Dans notre chambre (je n’ai pas dit qu’elle était rose et kitsch), après l’épisode de la Porte Verrouillée et celui du Restaurant Mythique (II le Retour).
Comment arriver à Istanbul ?
Bien sûr, vous penserez à l’Orient-Express et à tous les mythes qu’il transporte. Et de fait la gare à laquelle il aboutit est une merveille, un adorable exemple de la façon dont l’Orient stambouliote, en feignant d’imiter l’Occident (ou en le croyant peut-être très sincèrement), le transfigure. La gare est rose. Et contrairement à notre chambre, cela ne la rend pas kitsch.
Quoi qu’il en soit, arriver par l’Orient-Express est sûrement merveilleux, mais pour entrer dans Istanbul une voie surpasse toutes les autres : la mer.
Cela ne vous coûtera qu’une livre quarante (moins d’un euro) par personne et un petit détour. Rendez-vous par le moyen de votre choix sur la rive asiatique. A l’embarcadère de Harem, prenez un ferry pour Eminönü. Le jeton est une minuscule obole pour un passeur plus spectaculaire que Charon lui-même. Et c’est tout. Placez-vous en proue, sur le pont supérieur. Regardez.

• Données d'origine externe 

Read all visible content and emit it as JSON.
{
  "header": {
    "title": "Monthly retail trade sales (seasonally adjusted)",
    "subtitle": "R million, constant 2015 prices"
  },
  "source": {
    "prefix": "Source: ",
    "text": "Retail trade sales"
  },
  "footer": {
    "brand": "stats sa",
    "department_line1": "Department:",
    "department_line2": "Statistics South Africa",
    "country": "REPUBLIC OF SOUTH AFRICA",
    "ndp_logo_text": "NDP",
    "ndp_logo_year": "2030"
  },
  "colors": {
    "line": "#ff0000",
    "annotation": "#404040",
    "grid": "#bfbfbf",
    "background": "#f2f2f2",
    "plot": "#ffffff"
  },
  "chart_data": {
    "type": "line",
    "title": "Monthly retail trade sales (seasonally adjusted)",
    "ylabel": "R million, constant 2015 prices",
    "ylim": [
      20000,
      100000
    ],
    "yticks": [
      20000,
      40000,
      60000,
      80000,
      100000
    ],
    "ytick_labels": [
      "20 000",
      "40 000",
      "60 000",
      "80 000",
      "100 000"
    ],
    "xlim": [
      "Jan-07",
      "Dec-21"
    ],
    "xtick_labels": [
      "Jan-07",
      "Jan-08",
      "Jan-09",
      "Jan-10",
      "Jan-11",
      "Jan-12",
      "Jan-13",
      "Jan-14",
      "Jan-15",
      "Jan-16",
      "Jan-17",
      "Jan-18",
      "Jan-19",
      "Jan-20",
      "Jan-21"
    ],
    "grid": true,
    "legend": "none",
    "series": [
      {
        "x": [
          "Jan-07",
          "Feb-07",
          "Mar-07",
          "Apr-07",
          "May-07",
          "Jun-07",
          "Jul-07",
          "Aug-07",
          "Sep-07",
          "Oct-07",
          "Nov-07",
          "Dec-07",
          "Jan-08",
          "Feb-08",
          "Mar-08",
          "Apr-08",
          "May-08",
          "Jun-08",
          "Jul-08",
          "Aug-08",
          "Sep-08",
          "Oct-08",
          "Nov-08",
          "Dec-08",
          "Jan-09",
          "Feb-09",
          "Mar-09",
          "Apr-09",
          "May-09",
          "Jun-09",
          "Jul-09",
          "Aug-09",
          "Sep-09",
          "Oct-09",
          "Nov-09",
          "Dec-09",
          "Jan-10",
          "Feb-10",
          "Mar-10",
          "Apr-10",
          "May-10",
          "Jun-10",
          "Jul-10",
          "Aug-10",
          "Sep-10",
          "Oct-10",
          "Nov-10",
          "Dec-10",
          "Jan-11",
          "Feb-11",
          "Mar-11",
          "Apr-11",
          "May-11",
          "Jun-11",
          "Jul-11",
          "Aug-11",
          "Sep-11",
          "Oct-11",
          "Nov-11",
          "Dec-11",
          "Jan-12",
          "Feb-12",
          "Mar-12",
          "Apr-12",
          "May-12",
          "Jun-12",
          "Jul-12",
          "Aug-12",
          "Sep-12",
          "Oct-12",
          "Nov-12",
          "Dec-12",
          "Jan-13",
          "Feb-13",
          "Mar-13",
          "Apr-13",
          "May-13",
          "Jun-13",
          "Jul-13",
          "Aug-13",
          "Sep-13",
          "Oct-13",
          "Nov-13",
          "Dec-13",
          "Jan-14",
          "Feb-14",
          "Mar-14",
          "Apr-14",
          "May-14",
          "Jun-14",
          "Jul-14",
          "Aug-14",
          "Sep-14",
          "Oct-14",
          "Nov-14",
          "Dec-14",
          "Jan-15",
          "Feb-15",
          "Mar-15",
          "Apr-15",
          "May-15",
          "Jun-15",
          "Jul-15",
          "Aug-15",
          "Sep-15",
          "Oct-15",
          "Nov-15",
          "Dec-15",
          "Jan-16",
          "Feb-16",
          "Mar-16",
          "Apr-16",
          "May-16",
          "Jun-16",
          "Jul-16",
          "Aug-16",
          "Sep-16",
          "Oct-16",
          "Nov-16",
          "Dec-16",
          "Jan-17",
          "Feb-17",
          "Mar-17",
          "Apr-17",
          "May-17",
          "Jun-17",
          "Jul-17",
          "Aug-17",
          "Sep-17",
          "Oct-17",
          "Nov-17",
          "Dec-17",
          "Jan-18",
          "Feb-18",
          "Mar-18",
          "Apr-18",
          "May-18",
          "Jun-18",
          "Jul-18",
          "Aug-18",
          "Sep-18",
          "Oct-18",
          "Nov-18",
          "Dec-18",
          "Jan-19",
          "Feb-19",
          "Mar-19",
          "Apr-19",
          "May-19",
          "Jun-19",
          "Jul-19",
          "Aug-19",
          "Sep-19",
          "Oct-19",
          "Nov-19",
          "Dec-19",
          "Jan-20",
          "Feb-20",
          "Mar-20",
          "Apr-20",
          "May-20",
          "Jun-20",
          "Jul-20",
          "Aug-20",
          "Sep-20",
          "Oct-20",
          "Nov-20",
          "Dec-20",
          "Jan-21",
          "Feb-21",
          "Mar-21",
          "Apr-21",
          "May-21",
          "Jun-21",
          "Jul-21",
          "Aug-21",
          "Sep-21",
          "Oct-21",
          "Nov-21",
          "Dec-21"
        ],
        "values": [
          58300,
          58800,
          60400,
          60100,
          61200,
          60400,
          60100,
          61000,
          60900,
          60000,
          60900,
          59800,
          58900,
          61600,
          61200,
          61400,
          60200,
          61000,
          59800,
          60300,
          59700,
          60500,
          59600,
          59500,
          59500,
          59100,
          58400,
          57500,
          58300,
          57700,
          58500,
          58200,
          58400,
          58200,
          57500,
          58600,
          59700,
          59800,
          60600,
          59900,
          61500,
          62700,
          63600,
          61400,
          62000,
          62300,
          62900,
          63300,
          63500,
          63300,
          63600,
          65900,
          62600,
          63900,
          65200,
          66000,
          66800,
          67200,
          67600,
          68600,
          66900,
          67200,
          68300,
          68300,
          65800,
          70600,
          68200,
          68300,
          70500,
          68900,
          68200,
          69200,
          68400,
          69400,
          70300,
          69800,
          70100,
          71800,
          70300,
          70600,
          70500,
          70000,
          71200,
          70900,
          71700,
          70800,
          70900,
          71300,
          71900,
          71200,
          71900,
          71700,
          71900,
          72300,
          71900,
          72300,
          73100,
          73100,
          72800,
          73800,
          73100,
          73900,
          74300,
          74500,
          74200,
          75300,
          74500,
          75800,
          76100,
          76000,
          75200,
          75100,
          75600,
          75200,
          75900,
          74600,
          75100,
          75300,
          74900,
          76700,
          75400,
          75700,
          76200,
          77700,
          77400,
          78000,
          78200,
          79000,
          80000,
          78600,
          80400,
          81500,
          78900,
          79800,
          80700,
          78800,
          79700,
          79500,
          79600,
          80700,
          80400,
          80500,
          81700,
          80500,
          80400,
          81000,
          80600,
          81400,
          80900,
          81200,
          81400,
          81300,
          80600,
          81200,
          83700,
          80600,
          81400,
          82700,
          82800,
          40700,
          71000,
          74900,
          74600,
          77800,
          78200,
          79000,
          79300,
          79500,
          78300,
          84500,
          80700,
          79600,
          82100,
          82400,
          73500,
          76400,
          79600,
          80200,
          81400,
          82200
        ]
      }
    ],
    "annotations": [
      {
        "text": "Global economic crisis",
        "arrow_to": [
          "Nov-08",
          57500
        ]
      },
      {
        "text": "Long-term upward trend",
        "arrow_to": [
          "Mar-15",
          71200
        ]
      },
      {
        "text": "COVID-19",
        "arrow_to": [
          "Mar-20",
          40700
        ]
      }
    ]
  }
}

Si vous avez la même chance que nous, le soleil sera en train de descendre à l’horizon, juste derrière la ville, dans une brume légère qui estompe les contrastes, voile la modernité et change Istanbul en une ombre chinoise qui pourrait appartenir à n’importe lequel de ses âges. Vous traversez le Bosphore et une ville titanesque s’étend devant vous, glorieuse, infinie. Byzance peut-être. Ou Constantinople.
Non : la signature des sultans ottomans est bien là, la tughra de la ville elle-même comme de toute cité du Prophète : les innombrables minarets qui jaillissent au-dessus de son horizon, plus minces et plus hauts que tout le reste, malgré les sept collines de toute cité qui se respecte, malgré la silhouette si reconnaissable de la tour de Galata, champignon médiéval et insolite surgissant de Beyoglu.
Les bateaux plus petits se dispersent devant le vôtre à grands renforts de trompe sonore. Ai-je dit déjà la multitude de ces bateaux, de tous âges et de toutes tailles, immenses pétroliers, petites embarcations de pêcheurs pareilles aux barcasses du Vieux Port de Marseille, bâtiments rouillés aux silhouettes archaïques, modernes ferries immaculés. Certains jours, certaines heures, quand ils sont nombreux à attendre, immobiles, l’autorisation de passer le détroit, le Bosphore ressemble à quelque cimetière marin suspendu entre les époques.
Pourtant le doute persiste. Vous vous frayez un chemin à l’embouchure de la Corne d’Or. Vous pensez, forcément, aux Grecs, à l’évidence miraculeuse de ce site. La cité ici était une évidence, une nécessité.
En arrivant par le Bosphore, vous touchez à la légende. Vous voyez les strates accumulées du temps, le port qui fonde tout, la silhouette d’Hagia Sophia, la grâce du palais de Topkapi, l’immensité de la ville moderne, le pont qui défie le passé et surplombe le Bosphore, frêle et miraculeuse passerelle, à peine visible à travers le détroit. Les lances des minarets et celles des buildings. Vous voyez les coupoles des mosquées, érigées à dessein sur les berges de la Corne d’Or. Vous voyez même les grilles blanches de Dolmabahçe, le palais des derniers sultans et du premier Président.